Nel brano del Vangelo di Giovanni, che tratta la morte di Lazzaro, ci sono tre elementi che esprimono con chiarezza quasi disarmante l'umanità del Signore Gesù nell'affrontare la morte dell'amico Lazzaro. Anzitutto c'è il rimprovero con tono di supplica della sorella di Lazzaro, Marta, a Gesù stesso la quale si esprime dicendo "Se tu fossi stato qui mio fratello non sarebbe morto": pensiamo a quante volte abbiamo detto di fronte alla morte di un nostro caro "signore dove eri?" proprio come Marta. Altro elemento bellissimo di questo Vangelo è rappresentato dal dialogo di Gesù con Marta che termina con le parole che Gesù le rivolge, a risposta di quel rimprovero/preghiera di Marta a Gesù: "Io sono la Risurrezione e la vita, chi crede in me anche se muore vivrà e chiunque vive e crede in me non morrà in eterno", parole queste che non lasciano dubbio alcuno sul cuore del Maestro nell'affrontare il discorso della morte di un amico caro. Ma Gesù oltre la frase su detta ne aggiunge un'altra ponendo un interrogativo a Marta ossia "credi tu questo?"... una domanda da brivido, un interrogativo che va a segnare un prima e un dopo nel cuore di chi la riceve. Tale interrogativo non viene posto solamente a Marta, infatti in Marta viene posto anche a ciascuno di noi. Prestar fede al fatto che Gesù sia la risurrezione e la vita nostra e prestar fede al mistero grande della resurrezione promessa a ciascuno di noi, diventa la discriminante fondamentale per accogliere questo dono grande che umanamente invece rappresenta il peso gravoso e l'ostacolo invalicabile davanti al quale occorre necessariamente fermarsi. Il Cristo no, lui non si è fermato dentro quel sepolcro ma con la sua resurrezione ha aperto un varco e una speranza che è tutta Cristiana per debellare definitivamente il frutto del peccato: la morte!
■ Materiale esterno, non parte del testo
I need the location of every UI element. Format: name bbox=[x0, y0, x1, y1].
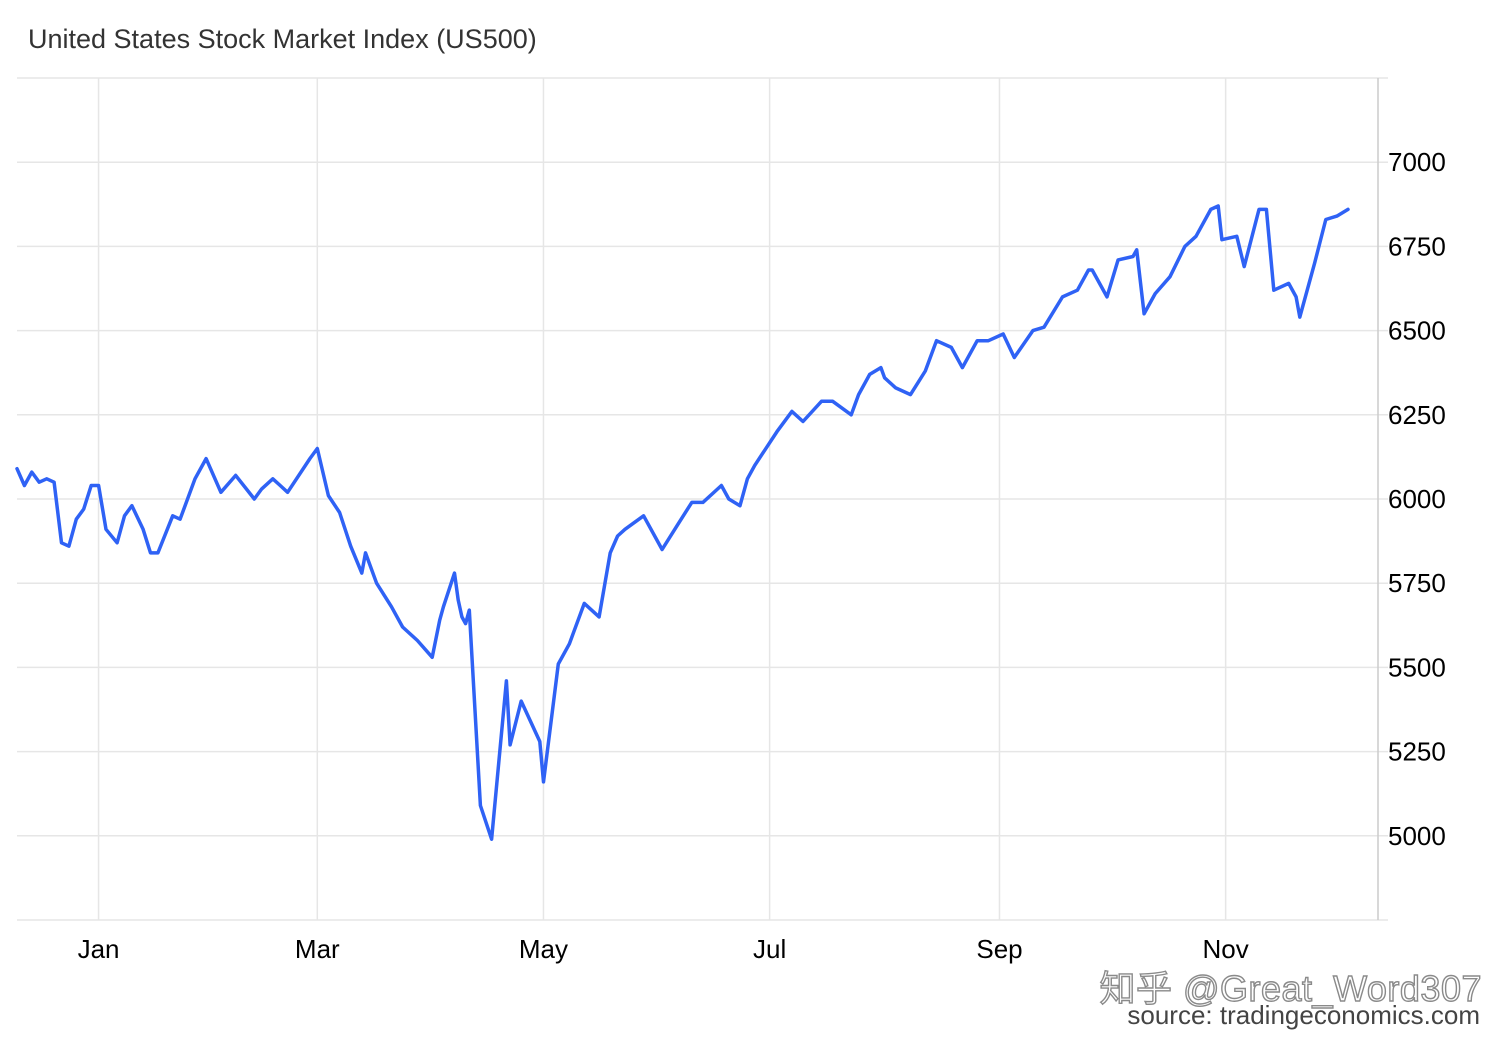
x-tick-label: Nov bbox=[1203, 934, 1249, 964]
x-tick-label: May bbox=[519, 934, 568, 964]
source-label: source: tradingeconomics.com bbox=[1127, 1000, 1480, 1030]
y-tick-label: 7000 bbox=[1388, 147, 1446, 177]
label-layer: 5000 5250 5500 5750 6000 6250 6500 6750 7000 Jan M… bbox=[78, 147, 1446, 964]
series-line bbox=[15, 204, 1350, 841]
watermark: 知乎 @Great_Word307 bbox=[1099, 967, 1482, 1009]
x-tick-label: Sep bbox=[976, 934, 1022, 964]
x-tick-label: Jul bbox=[753, 934, 786, 964]
y-tick-label: 6250 bbox=[1388, 400, 1446, 430]
grid-layer bbox=[17, 77, 1388, 921]
y-tick-label: 5750 bbox=[1388, 568, 1446, 598]
y-tick-label: 5000 bbox=[1388, 821, 1446, 851]
x-tick-label: Mar bbox=[295, 934, 340, 964]
y-tick-label: 6000 bbox=[1388, 484, 1446, 514]
y-tick-label: 6750 bbox=[1388, 231, 1446, 261]
chart-title: United States Stock Market Index (US500) bbox=[28, 24, 537, 54]
x-tick-label: Jan bbox=[78, 934, 120, 964]
line-layer bbox=[15, 204, 1350, 841]
y-tick-label: 5250 bbox=[1388, 737, 1446, 767]
y-tick-label: 5500 bbox=[1388, 652, 1446, 682]
y-tick-label: 6500 bbox=[1388, 316, 1446, 346]
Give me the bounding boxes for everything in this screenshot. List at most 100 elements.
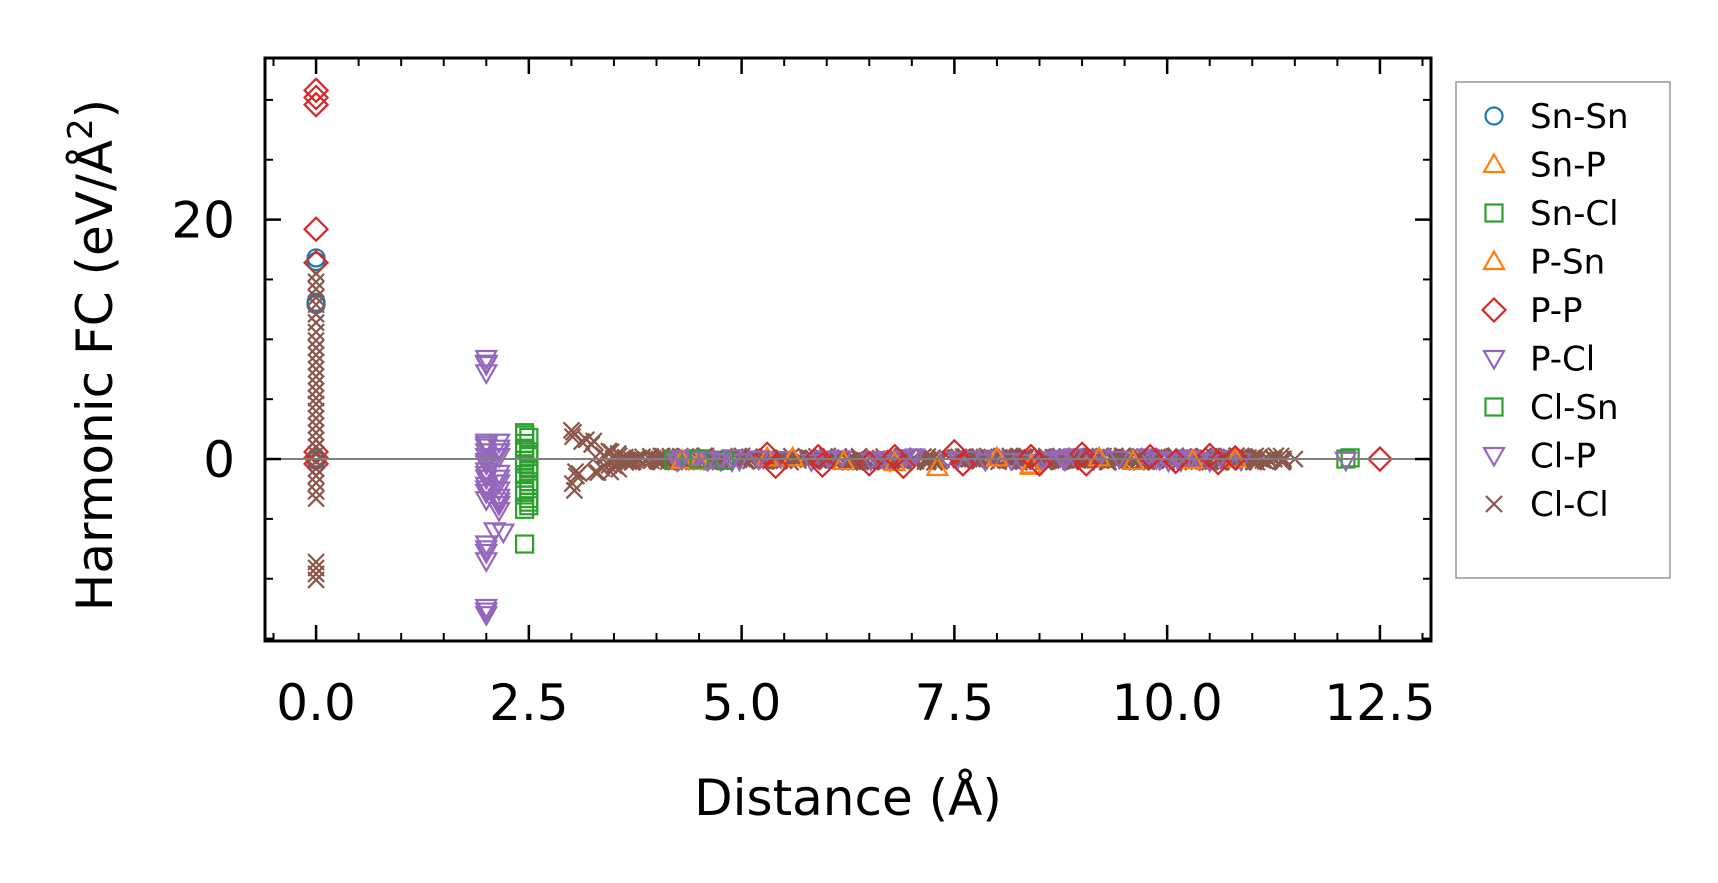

Appropriarsi di questa grande verità di Fede permetterà ad un Francesco d'Assisi di chiamare l'orrore della morte con il dolce termine di "sorella nostra morte corporale" lodando il Signore Dio di averci concesso anche "sorella morte", passaggio necessario per andare incontro a Lui. Commemorare dunque i nostri cari defunti come la Chiesa ci invita nel giorno del 2 di novembre significa in altre parole affermare la grande fede nella Resurrezione del Signore nostro Gesù Cristo nel quale, se crediamo, anche i nostri cari defunti vivono.